Example : Moving Average Convergence Divergence (MACD)

  • Shows a relationship between two moving averages of an asset’s price which are the MACD and signal line.
  • The MACD line, which is calculated by subtracting two exponential moving averages (EMA), is used to determine the upward or downward momentum.
  • Meanwhile, the signal line, which is the EMA of the MACD line, serves as the benchmark line to indicate the change of price direction.
  • Technically, it is a buy signal when the MACD crosses above the signal line and a sell signal when the MACD crosses below the signal line.
Momentum Indicators

Momentum indicator is measured by comparing the current closing price to previous closing prices of the asset. If there is a divergence between price and a momentum indicator, it can signal a change in future prices of the asset.

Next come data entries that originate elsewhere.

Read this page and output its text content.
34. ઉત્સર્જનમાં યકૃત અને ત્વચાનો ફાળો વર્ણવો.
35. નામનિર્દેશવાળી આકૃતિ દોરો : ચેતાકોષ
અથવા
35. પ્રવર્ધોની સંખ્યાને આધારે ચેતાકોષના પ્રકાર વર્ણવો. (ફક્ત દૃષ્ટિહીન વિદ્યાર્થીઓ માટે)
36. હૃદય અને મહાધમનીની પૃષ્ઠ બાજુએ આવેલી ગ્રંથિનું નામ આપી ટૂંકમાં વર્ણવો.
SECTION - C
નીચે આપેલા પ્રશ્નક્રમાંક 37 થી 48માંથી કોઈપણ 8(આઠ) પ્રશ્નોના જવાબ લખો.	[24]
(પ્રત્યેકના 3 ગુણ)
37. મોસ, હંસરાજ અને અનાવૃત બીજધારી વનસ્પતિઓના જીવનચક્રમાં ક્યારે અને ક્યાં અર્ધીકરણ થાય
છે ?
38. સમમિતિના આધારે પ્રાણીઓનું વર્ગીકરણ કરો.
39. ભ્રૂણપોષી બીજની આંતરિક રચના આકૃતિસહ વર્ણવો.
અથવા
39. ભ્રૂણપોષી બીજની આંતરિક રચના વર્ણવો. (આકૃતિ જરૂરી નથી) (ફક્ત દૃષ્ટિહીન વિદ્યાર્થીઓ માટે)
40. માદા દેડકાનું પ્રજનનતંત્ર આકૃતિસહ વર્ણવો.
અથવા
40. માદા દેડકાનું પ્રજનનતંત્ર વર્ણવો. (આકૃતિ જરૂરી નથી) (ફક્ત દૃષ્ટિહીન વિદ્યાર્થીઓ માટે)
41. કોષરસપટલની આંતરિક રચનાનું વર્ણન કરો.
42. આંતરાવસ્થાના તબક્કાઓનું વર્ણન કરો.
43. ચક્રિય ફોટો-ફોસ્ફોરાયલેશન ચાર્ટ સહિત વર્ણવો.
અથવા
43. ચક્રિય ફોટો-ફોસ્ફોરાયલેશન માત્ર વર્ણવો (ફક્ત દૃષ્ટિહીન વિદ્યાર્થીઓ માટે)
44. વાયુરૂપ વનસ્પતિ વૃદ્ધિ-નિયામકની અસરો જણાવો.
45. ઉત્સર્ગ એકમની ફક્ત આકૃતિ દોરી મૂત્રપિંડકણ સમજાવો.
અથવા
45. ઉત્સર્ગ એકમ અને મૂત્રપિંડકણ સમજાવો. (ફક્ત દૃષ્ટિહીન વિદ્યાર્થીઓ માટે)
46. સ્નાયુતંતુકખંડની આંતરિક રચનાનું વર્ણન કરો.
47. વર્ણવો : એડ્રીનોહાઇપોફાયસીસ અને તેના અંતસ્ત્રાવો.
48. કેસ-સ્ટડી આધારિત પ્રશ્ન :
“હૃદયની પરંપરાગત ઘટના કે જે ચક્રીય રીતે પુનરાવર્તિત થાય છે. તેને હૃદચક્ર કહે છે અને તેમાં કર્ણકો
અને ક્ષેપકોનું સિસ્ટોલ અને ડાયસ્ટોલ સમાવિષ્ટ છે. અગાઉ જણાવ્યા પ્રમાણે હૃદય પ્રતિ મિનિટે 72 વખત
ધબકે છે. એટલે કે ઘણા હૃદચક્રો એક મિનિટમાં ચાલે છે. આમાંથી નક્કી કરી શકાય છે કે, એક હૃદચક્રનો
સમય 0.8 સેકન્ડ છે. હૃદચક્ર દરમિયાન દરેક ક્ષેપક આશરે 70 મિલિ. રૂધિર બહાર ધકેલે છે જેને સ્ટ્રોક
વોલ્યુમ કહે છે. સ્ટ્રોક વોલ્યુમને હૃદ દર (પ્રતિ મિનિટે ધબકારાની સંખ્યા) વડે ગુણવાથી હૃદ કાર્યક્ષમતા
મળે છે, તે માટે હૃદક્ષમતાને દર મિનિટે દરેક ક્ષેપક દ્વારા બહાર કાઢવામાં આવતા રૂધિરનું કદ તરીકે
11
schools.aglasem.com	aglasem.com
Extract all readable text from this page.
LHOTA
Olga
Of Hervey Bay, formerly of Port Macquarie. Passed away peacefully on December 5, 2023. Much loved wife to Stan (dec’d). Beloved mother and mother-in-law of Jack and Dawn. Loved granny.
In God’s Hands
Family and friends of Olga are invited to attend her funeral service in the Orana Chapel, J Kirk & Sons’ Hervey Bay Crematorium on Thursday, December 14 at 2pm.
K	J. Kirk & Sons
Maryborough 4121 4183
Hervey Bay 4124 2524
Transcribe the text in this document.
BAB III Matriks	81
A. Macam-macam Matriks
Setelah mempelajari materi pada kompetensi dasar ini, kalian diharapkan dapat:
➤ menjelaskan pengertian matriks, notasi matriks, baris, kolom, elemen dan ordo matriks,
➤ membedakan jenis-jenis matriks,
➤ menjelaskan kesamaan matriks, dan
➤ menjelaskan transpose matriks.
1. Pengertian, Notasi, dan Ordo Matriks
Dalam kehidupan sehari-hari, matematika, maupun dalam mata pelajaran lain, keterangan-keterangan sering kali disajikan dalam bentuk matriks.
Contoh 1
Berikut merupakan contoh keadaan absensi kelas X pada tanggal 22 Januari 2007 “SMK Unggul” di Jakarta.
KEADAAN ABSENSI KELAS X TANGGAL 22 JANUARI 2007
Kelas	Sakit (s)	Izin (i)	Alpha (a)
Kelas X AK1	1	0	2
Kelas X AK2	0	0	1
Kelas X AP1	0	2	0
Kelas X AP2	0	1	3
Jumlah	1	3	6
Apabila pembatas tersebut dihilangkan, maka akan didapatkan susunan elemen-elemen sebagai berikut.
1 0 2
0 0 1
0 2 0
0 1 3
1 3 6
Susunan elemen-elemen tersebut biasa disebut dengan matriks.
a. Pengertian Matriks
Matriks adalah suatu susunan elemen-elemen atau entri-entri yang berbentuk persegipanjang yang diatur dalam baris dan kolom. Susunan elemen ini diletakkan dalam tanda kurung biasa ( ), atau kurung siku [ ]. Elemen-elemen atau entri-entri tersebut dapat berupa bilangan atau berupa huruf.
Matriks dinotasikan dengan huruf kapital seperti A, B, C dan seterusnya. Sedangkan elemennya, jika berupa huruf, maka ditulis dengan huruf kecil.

Example : Relative Strength Index (RSI)

  • A type of momentum indicator that is plotted on a separate scale from 0 to 100 that identifies overbought and oversold conditions in the market.
  • Generally, readings over 70 indicate an overbought market and readings below 30 indicate an oversold market.
Volatility Indicator

An indicator that gauges the rate of price movement based on a change in the highest and lowest historical prices. Besides showing the potential next price direction, this indicators can also be used to determine the “loudness” of the market for the asset.

Example : Bollinger Bands

  • A volatility indicator that consists a simple moving average and 2 lines plotted at 2 standard deviations on either side of the central moving average line.
  • The two lines will form a band to indicate the “loudness” of the market where a narrow band shows a quiet market while a wide band indicates a loud market.
  • Apart from that, the Bollinger band can also signal the potential future price movement where the breakout of candlestick below the bottom band will signal that the move will generally continue in a downtrend.
  • Otherwise, If the candlestick breakout above the top band, the move will generally continue in an uptrend.